Depression risk rises before menopause
A woman’s odds of developing depression for the first time increase greatly during perimenopause, a time of irregular periods and hormonal shifts before menopause, according to a landmark study.
Women who suffer from hot flashes are at particularly high risk for depression, shows the first research to follow a large group of women from before they enter perimenopause to menopause, checking how menstrual periods correlate with the first experience of depression.
Psychiatrist Lee Cohen, director of the Center for Women’s Mental Health at Massachusetts General Hospital, conducted the study.

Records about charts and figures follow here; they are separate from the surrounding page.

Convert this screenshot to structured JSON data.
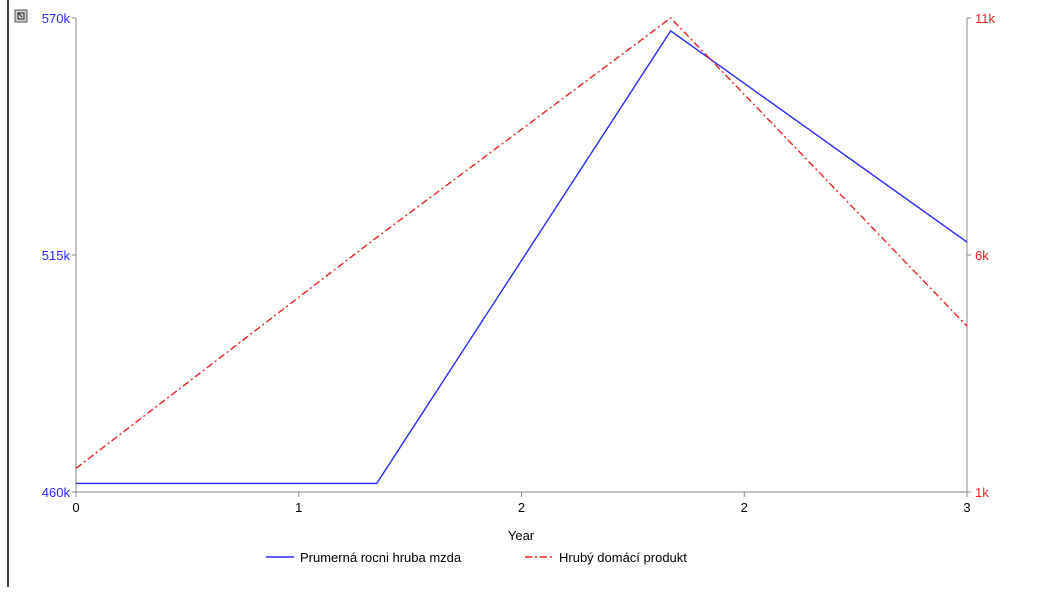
{
  "chart_data": {
    "type": "line",
    "xlabel": "Year",
    "x": [
      0,
      1,
      2,
      3,
      4
    ],
    "x_tick_labels": [
      "0",
      "1",
      "2",
      "2",
      "3"
    ],
    "xlim": [
      0,
      4
    ],
    "y_left": {
      "lim": [
        460,
        570
      ],
      "ticks": [
        "460k",
        "515k",
        "570k"
      ],
      "color": "#2a2aff"
    },
    "y_right": {
      "lim": [
        1,
        11
      ],
      "ticks": [
        "1k",
        "6k",
        "11k"
      ],
      "color": "#ee2222"
    },
    "series": [
      {
        "name": "Prumerná rocni hruba mzda",
        "axis": "left",
        "color": "#2a2aff",
        "style": "solid",
        "points": [
          [
            0,
            462
          ],
          [
            1.35,
            462
          ],
          [
            2.67,
            567
          ],
          [
            4,
            518
          ]
        ]
      },
      {
        "name": "Hrubý domácí produkt",
        "axis": "right",
        "color": "#ee2222",
        "style": "dash-dot",
        "points": [
          [
            0,
            1.5
          ],
          [
            1.33,
            6.3
          ],
          [
            2.67,
            11.0
          ],
          [
            4,
            4.5
          ]
        ]
      }
    ],
    "legend_position": "bottom-center",
    "grid": false
  }
}
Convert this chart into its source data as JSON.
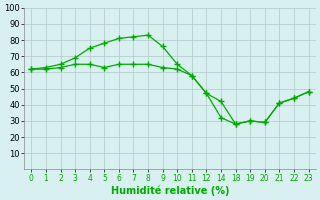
{
  "line1_x": [
    0,
    1,
    2,
    3,
    4,
    5,
    6,
    7,
    8,
    9,
    10,
    11,
    12,
    14,
    18,
    19,
    20,
    21,
    22,
    23
  ],
  "line1_y": [
    62,
    62,
    63,
    65,
    65,
    63,
    65,
    65,
    65,
    63,
    62,
    58,
    47,
    42,
    28,
    30,
    29,
    41,
    44,
    48
  ],
  "line2_y": [
    62,
    63,
    65,
    69,
    75,
    78,
    81,
    82,
    83,
    76,
    65,
    58,
    47,
    32,
    28,
    30,
    29,
    41,
    44,
    48
  ],
  "tick_labels": [
    "0",
    "1",
    "2",
    "3",
    "4",
    "5",
    "6",
    "7",
    "8",
    "9",
    "10",
    "11",
    "12",
    "14",
    "18",
    "19",
    "20",
    "21",
    "22",
    "23"
  ],
  "line_color": "#00aa00",
  "bg_color": "#d8f0f0",
  "grid_color": "#b0c8c8",
  "xlabel": "Humidité relative (%)",
  "xlabel_color": "#00aa00",
  "ylim": [
    0,
    100
  ],
  "yticks": [
    10,
    20,
    30,
    40,
    50,
    60,
    70,
    80,
    90,
    100
  ]
}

The 591 women, most in their 40s, were premenopausal when the study began. As Cohen’s team followed them for up to five years, 365 of the women passed into perimenopause. These women were three times more likely than premenopausal women to develop the symptoms of major depression, Cohen says. About a quarter of them became depressed.
If women had bothersome hot flashes, they were six times more likely to be depressed.
Perimenopause can last four years or more and begins, on average, at the age of 47, Cohen says.
Conventional wisdom until a few years ago held that menopause — when periods have stopped for a year — left women depressed. New research is finding no evidence for that, Cohen says.
Most women sail through the transition without major mood swings.
But more research is needed to find out how many develop mental health problems during the shift into menopause and what might put women at high risk for such trouble.